/bcpm

Primary LanguageJupyter Notebook

Bayesian Change Point Model (BCPM)

BCPM is a hierarchical probability model, more precisely a hidden Markov model, that relates observed features to hidden variables. More specifically, the model tracks a set of latent variables and generates a signal in case of a change. The typical applications of BCPM are those in which sudden bursts in temporal data are aimed to be detected.

BCPM graphical model

Folders

jupyter-nb

Contains two jupyter notebooks:

  • Bayesian_Change_Point_Model.ipynb is the one in which we explain the model and inference in general, and give two model specifications. You can also find experiments on synthetic data and two well-known data sets (coal mining and well-log)
  • BCPM_Implementation.ipynb contains the implementation in python3.5.

cpp

The C++ implementation of BCPM stays here. Under that folder, we have:

  • include: The implementation itself. bcpm.hpp is the generic implementation of the model, inference and parameter learning algorithms. Model specifications, i.e., implementations of different reset and observation models, are also in this folder. You may add new models just by creating a header similar to bcpm*.hpp_ in this folder.
  • test: All test cases reside here.
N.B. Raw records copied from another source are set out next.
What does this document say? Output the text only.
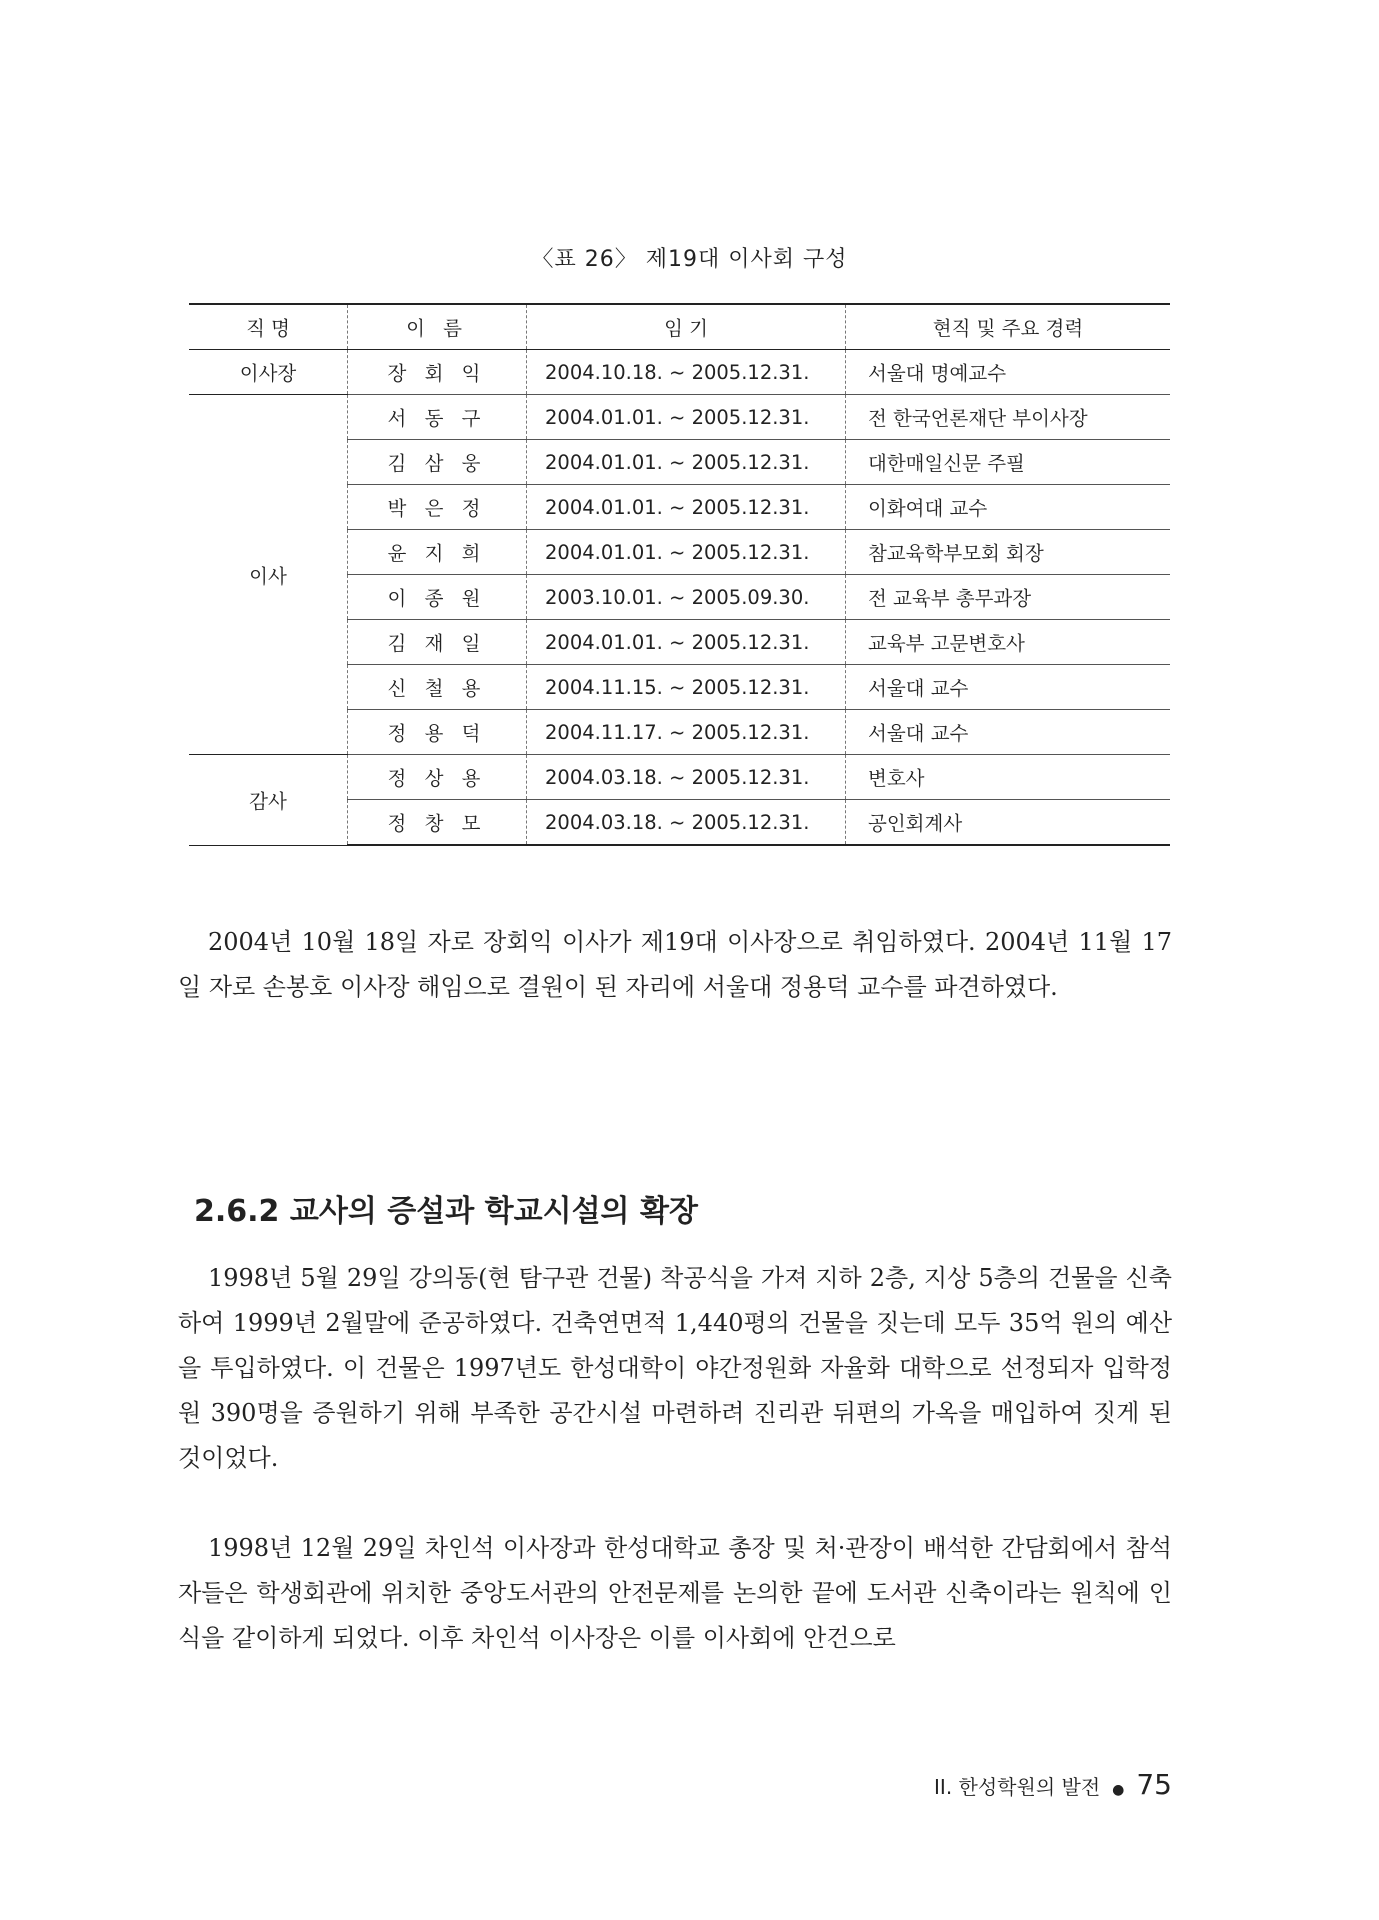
〈표 26〉 제19대 이사회 구성
직 명	이 름	임 기	현직 및 주요 경력
이사장	장 회 익	2004.10.18. ~ 2005.12.31.	서울대 명예교수
이사	서 동 구	2004.01.01. ~ 2005.12.31.	전 한국언론재단 부이사장
	김 삼 웅	2004.01.01. ~ 2005.12.31.	대한매일신문 주필
	박 은 정	2004.01.01. ~ 2005.12.31.	이화여대 교수
	윤 지 희	2004.01.01. ~ 2005.12.31.	참교육학부모회 회장
	이 종 원	2003.10.01. ~ 2005.09.30.	전 교육부 총무과장
	김 재 일	2004.01.01. ~ 2005.12.31.	교육부 고문변호사
	신 철 용	2004.11.15. ~ 2005.12.31.	서울대 교수
	정 용 덕	2004.11.17. ~ 2005.12.31.	서울대 교수
감사	정 상 용	2004.03.18. ~ 2005.12.31.	변호사
	정 창 모	2004.03.18. ~ 2005.12.31.	공인회계사

2004년 10월 18일 자로 장회익 이사가 제19대 이사장으로 취임하였다. 2004년 11월 17일 자로 손봉호 이사장 해임으로 결원이 된 자리에 서울대 정용덕 교수를 파견하였다.

2.6.2 교사의 증설과 학교시설의 확장

1998년 5월 29일 강의동(현 탐구관 건물) 착공식을 가져 지하 2층, 지상 5층의 건물을 신축하여 1999년 2월말에 준공하였다. 건축연면적 1,440평의 건물을 짓는데 모두 35억 원의 예산을 투입하였다. 이 건물은 1997년도 한성대학이 야간정원화 자율화 대학으로 선정되자 입학정원 390명을 증원하기 위해 부족한 공간시설 마련하려 진리관 뒤편의 가옥을 매입하여 짓게 된 것이었다.

1998년 12월 29일 차인석 이사장과 한성대학교 총장 및 처·관장이 배석한 간담회에서 참석자들은 학생회관에 위치한 중앙도서관의 안전문제를 논의한 끝에 도서관 신축이라는 원칙에 인식을 같이하게 되었다. 이후 차인석 이사장은 이를 이사회에 안건으로

II. 한성학원의 발전 ● 75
All of them must pass after successful installation and compilation procedure.
  • visualize: python3.5 scripts to visualize model inputs/outputs.
  • compile: Compilation script.
  • CMakeLists.txt: CMake file for compilation

etc

Contains the experimental data and the drawing of the graphical model.

Compiling and Running

  • You must be able to run jupyter notebooks with python3.5 and necessary libraries installed (see the notebook for libraries)
  • In order to run C++ code, you must first install pml in order to run C++ code. The library is header-only, meaning you can import it in a single line: #include "bcpm.hpp". See the test files for example usage.